Wie sich herausstellt, hat auch er mal einen Vertrag unterzeichnet, dessen Kleingedrucktes er nicht genau studiert hat, woran er lange knabbert. Beiden aber gehen die Augen über, als sie erkennen, wie die potenziell Verdächtigen versuchen, ihre bürgerliche Scheinfassade aufrechtzuerhalten, auch aus Scham, sich Hilfe zu suchen. Und das geht nicht nur den Kommissaren, sondern auch dem Zuschauer an die Nieren.
Der Fall wird zwar gelöst, das Elend aber bleibt
Eine ganz starke Folge. Die an die besten Zeiten des deutschen Fernsehfilms in den 70er-Jahren erinnert, die Hochphase des sozialkritischen Fernsehspiels. Damals musste noch nicht alles im Krimiformat erzählt werden. Seither hat sich leider einiges geändert. Aber umso schöner, wenn eine Krimireihe wie der „Tatort“ mal nicht bloß auf die übliche Wer-war’s-Spannung setzt, sondern genau auf gesellschaftliche Missstände hinweist, die man gern verdrängt.
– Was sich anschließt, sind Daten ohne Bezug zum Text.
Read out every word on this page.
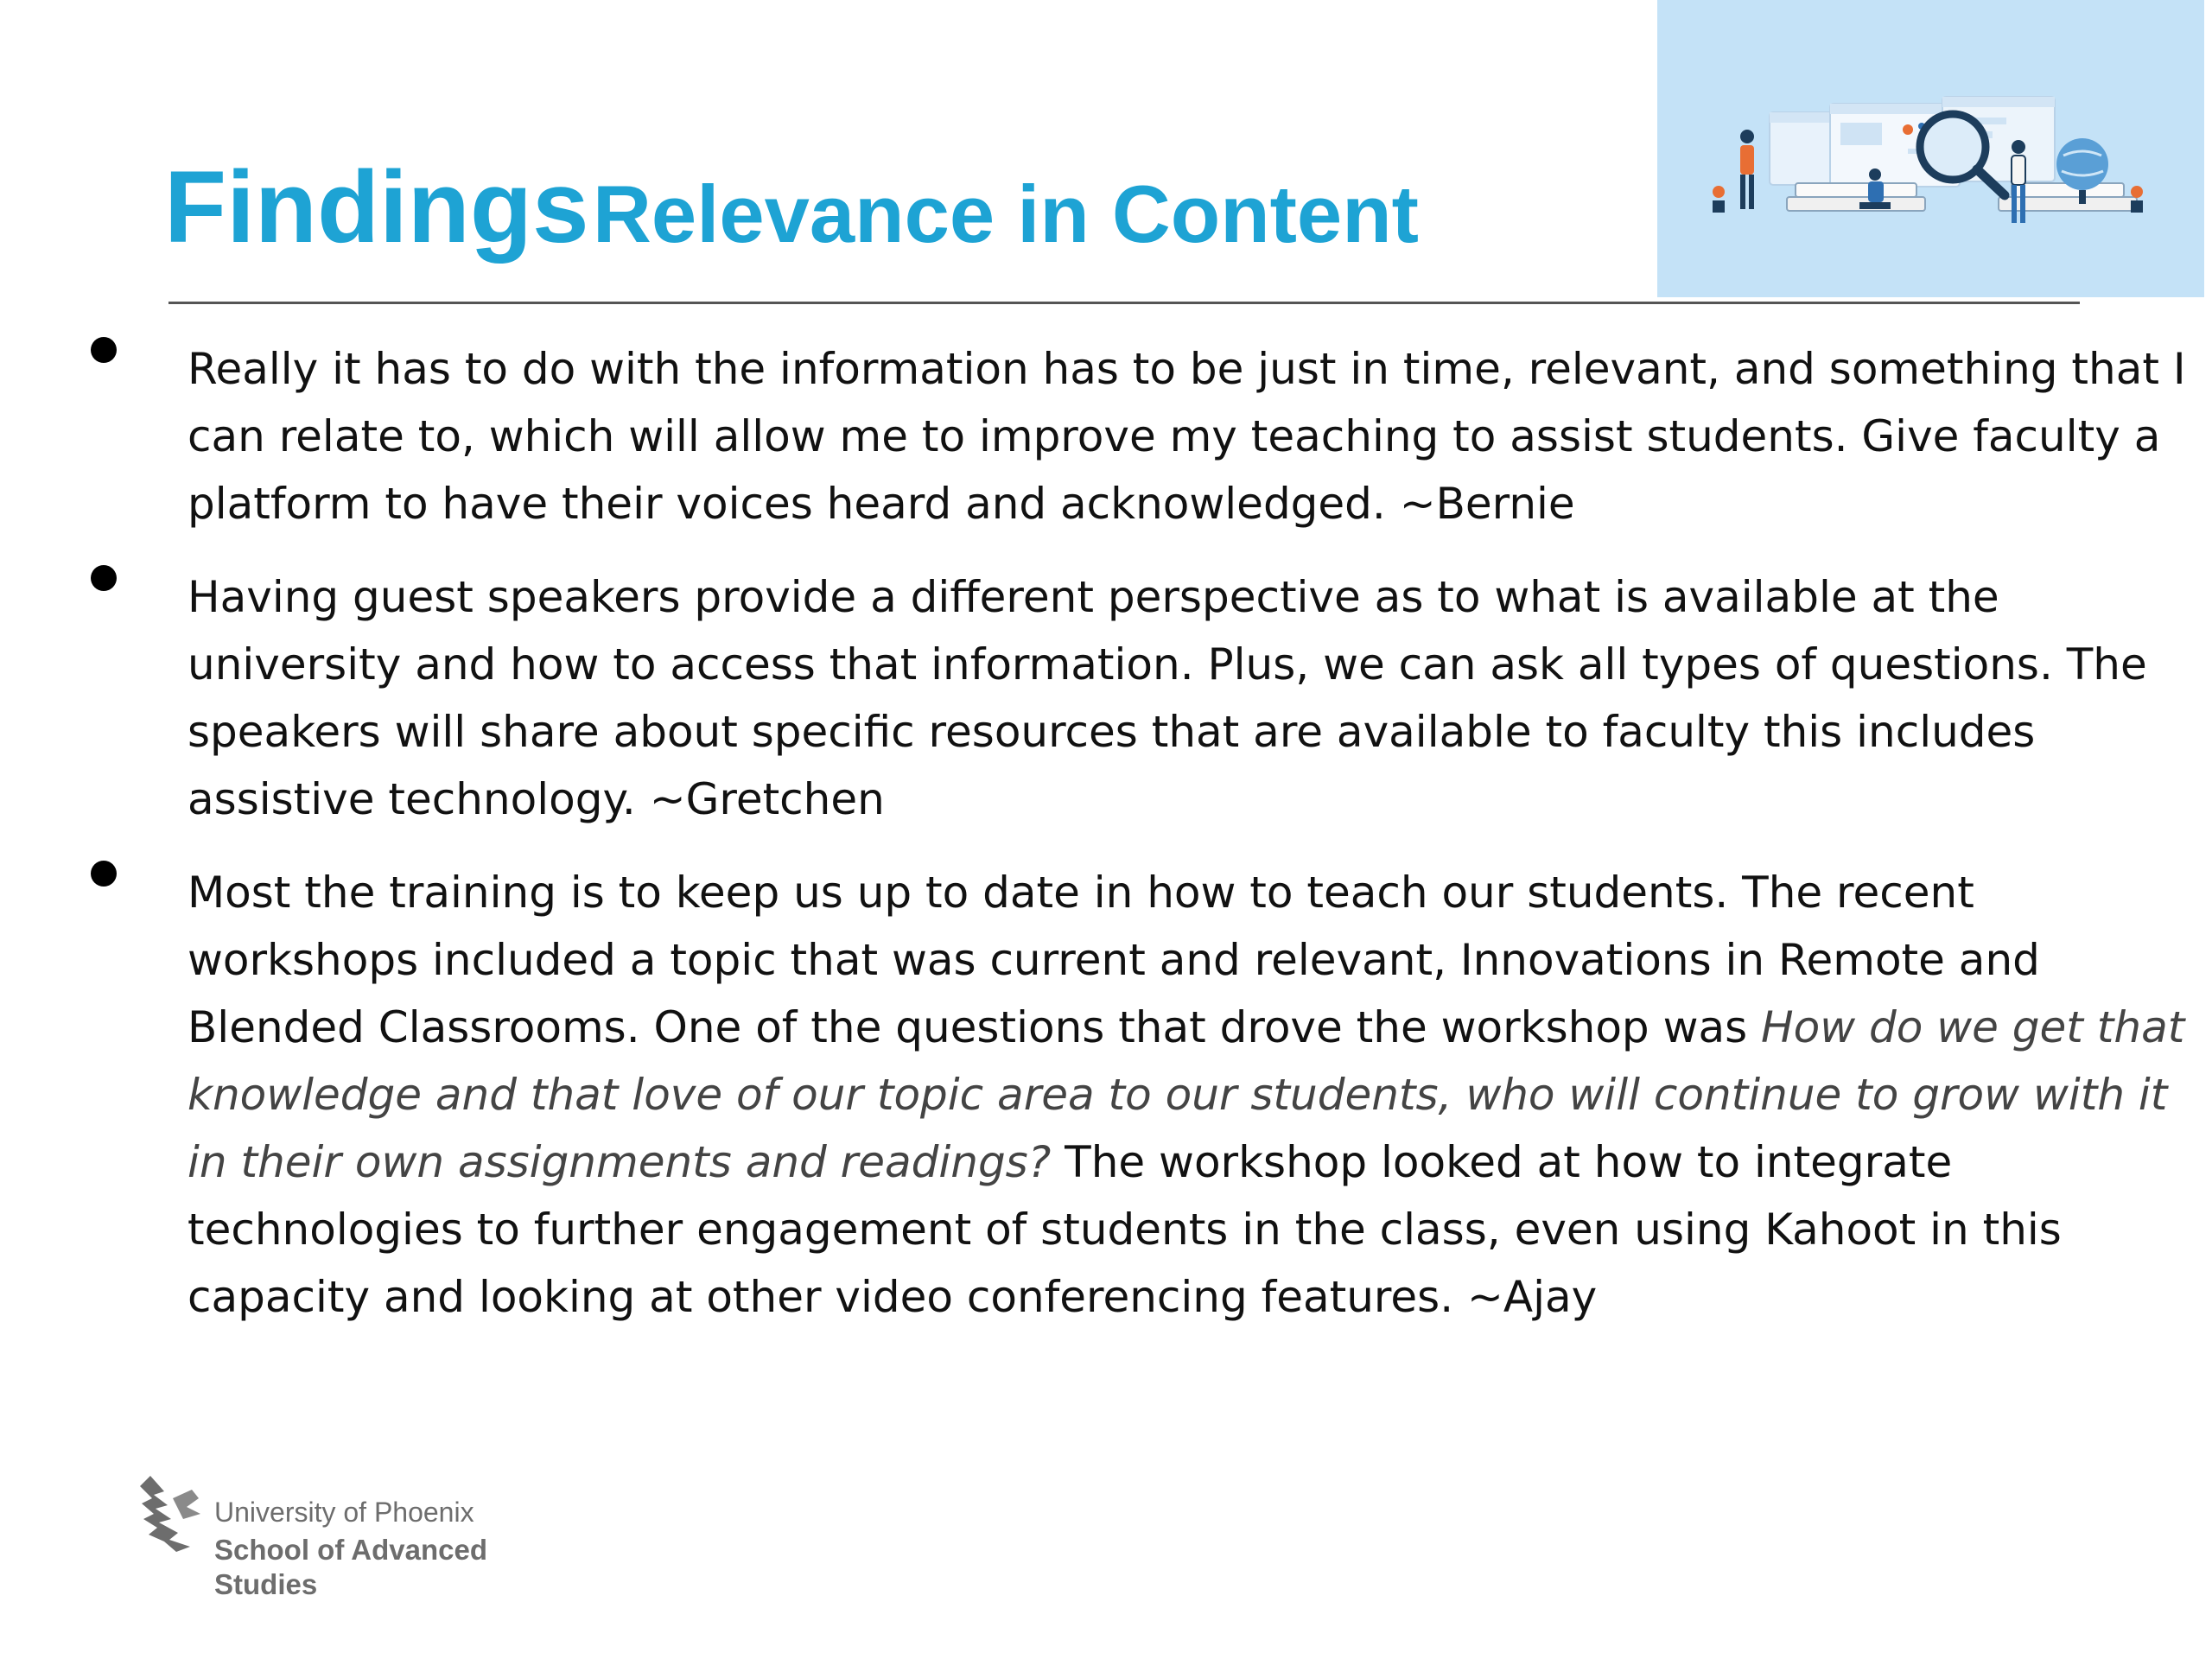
Findings Relevance in Content
Really it has to do with the information has to be just in time, relevant, and something that I can relate to, which will allow me to improve my teaching to assist students. Give faculty a platform to have their voices heard and acknowledged. ~Bernie
Having guest speakers provide a different perspective as to what is available at the university and how to access that information. Plus, we can ask all types of questions. The speakers will share about specific resources that are available to faculty this includes assistive technology. ~Gretchen
Most the training is to keep us up to date in how to teach our students. The recent workshops included a topic that was current and relevant, Innovations in Remote and Blended Classrooms. One of the questions that drove the workshop was How do we get that knowledge and that love of our topic area to our students, who will continue to grow with it in their own assignments and readings? The workshop looked at how to integrate technologies to further engagement of students in the class, even using Kahoot in this capacity and looking at other video conferencing features. ~Ajay
University of Phoenix
School of Advanced Studies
Und den Zuschauer dann auch nicht mit einem Irgendwie-Happyend entlässt.
Der Fall wird zwar gelöst, das Elend aber bleibt. Am Ende stehen die Kommissare desillusioniert vor dem Werbeplakat eines Unternehmens, das Geld cash auf die Hand verspricht: „Leben willst du jetzt – bezahlen kannst du später“. Der Slogan sollte jedem eine Mahnung sein.